Ironically, one of Rabbi Kornreich's comments proves this point. Commenter "A Careful Reader" spotted a contradiction in TCS itself:
A Careful Reader June 27, 2015 at 10:48 PM
Actually, in footnote 186 on p. 237, Rabbi Meiselman claims to have shown in chapter 8 that "it is IMPOSSIBLE to maintain that the relevant statements in Maamar Odos Drashos Chazal were actually penned by Rabbeinu Avraham" (emphasis added). So much for your claim that it is a "cautious proposal that there is reasonable doubt", and his claim that "there is some evidence... that it may not be... etc."
Freelance Kiruv ManiacJune 28, 2015 at 2:36 PM
Well, if Rav Meiselman wrote the pages I cited and they aren't a forgery, then my claim still stands.
Joking aside, we have a problem where a footnote cross-referencing the book itself overstates the actual text in the book. In such a case, I would think the actual text in the book overrides the cross-referencing footnote.
C: From the comments section: When I approached Rav Meiselman about David Ohsie's "discovery", he told me that he knew of it and that he simultaneously knew of the contradiction between the Milchamos Hashem and the ma'amar regarding Talmudic authority when he was researching the book. He explained that although this contradiction with Milchamos would have been the better point of the two options, to make it in a definitive way would have required investing another huge amount of time, effort and money to do a thorough investigation of the authenticity of the Milchamos Hashem. So he resigned himself to only presenting the textual variant problem knowing that if anyone would pull the Milchamos as a counter-point, he could respond with a "mimoh nafshoch".
This explanation is most disturbing and I don't accept that it represents Rabbi Meiselman's viewpoint. Presenting a false argument because you have another argument available if the falsity of your argument is discovered is not an intellectually honest way to proceed.
In addition, I'm not aware of any doubts as to the authenticity of Milchamos Hashem or why it would take huge investments to present the evidence that it is not reliable.
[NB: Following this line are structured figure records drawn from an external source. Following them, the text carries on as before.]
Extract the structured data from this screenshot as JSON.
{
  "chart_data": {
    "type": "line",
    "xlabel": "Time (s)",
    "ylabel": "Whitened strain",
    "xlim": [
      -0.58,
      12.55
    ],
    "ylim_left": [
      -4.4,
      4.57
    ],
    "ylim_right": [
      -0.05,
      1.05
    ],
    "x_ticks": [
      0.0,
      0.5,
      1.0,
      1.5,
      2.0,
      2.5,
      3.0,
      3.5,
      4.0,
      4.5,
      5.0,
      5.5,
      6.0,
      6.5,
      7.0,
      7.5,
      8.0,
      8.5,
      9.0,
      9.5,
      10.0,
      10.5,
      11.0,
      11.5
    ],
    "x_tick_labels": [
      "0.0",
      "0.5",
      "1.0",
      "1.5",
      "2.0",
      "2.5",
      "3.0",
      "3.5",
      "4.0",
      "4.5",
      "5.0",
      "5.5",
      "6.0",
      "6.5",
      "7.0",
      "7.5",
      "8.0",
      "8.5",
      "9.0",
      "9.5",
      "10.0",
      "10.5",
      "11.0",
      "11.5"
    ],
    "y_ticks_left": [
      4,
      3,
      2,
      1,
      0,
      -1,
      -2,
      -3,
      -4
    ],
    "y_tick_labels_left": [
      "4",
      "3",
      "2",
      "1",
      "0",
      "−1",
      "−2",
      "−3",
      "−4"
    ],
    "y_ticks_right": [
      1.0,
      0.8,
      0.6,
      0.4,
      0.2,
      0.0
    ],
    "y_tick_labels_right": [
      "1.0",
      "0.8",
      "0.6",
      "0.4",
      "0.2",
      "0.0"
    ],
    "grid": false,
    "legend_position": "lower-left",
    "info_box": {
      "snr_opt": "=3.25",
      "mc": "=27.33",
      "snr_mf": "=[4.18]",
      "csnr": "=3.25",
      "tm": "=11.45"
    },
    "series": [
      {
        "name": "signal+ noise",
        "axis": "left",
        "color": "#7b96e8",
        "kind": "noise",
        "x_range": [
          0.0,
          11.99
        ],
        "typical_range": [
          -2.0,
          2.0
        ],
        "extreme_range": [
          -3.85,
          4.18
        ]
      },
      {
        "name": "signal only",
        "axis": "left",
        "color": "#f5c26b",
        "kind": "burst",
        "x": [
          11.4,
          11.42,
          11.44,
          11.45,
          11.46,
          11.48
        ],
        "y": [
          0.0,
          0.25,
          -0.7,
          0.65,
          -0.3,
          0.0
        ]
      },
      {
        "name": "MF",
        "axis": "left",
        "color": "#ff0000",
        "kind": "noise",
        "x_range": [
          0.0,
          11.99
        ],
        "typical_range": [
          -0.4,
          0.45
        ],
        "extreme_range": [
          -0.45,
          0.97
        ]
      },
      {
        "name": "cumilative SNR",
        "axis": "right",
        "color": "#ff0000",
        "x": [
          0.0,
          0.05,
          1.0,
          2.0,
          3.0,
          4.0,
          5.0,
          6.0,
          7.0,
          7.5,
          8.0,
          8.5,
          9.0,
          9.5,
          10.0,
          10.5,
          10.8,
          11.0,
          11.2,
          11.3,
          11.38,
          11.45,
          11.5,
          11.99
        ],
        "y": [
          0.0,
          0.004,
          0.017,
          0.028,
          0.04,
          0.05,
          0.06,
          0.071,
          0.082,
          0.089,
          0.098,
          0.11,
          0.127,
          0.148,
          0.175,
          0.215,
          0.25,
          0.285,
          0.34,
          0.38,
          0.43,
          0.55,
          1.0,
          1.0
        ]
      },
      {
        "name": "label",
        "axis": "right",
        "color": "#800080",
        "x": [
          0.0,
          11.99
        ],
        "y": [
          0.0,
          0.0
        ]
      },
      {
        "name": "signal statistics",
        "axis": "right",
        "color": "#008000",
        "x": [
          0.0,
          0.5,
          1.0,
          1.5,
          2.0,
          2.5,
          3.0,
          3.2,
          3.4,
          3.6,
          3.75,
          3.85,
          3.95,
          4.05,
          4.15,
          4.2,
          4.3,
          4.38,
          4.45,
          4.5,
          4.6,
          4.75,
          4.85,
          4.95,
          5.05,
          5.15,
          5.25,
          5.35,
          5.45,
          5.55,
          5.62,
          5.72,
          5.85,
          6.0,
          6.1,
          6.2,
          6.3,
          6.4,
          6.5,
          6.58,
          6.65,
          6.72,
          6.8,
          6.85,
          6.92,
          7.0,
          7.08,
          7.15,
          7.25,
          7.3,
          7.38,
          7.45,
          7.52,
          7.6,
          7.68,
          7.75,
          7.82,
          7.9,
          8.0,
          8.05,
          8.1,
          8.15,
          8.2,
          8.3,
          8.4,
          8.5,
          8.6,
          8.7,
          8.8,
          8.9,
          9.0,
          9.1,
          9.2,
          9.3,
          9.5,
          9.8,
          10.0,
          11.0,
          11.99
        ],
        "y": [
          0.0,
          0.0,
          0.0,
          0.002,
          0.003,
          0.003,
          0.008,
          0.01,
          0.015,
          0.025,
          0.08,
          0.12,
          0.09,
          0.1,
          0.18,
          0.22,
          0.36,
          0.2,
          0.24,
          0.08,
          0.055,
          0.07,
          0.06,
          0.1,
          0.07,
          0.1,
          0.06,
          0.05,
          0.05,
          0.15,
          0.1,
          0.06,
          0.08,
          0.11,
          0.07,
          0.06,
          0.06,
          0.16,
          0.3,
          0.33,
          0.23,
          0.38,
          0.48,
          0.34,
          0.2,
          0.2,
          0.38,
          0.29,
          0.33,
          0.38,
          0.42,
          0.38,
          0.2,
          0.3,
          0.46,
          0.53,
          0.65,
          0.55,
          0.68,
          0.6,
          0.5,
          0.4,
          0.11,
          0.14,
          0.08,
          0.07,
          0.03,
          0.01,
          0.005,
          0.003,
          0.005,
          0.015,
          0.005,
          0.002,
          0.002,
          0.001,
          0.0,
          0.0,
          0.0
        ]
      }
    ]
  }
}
So the whole "Mimoh Nafscoch" is difficult to comprehend.
D: Indeed, such a doctrine would fly in the face of the entire thrust of this sub-section of the ma'amar. Namely, the Mama'ar insists we may not concede any authority to the Talmud merely on the basis of the stature of the Talmudic sages alone. Their authority --on any subject, legal or scientific--must be earned by passing the scrutiny of our own contemporary expertise! (The wording I employ here in describing the Ma'amar's position vis-a-vis authority is specifically designed to correct David Ohsie's latest misunderstanding of Rav Meiselman's argument about the Ma'amar. That was rather painless, wasn't it?)
Rabbi Kornreich's "explanation" is difficult to understand. Rabbi Meiselman appeared to claim that the Discourse lends no credence to authority at all, since he tries to refute it with a statement from the Rambam that authority is a source of knowledge. If all the Discourse means is that we don't accept a statement based entirely on authority regardless of whether or not it makes sense, then this is no contradiction to the Rambam. We showed in the post that he puts reason ahead of authority as a source of knowledge, and rejects Talmudic statements with which he disagrees.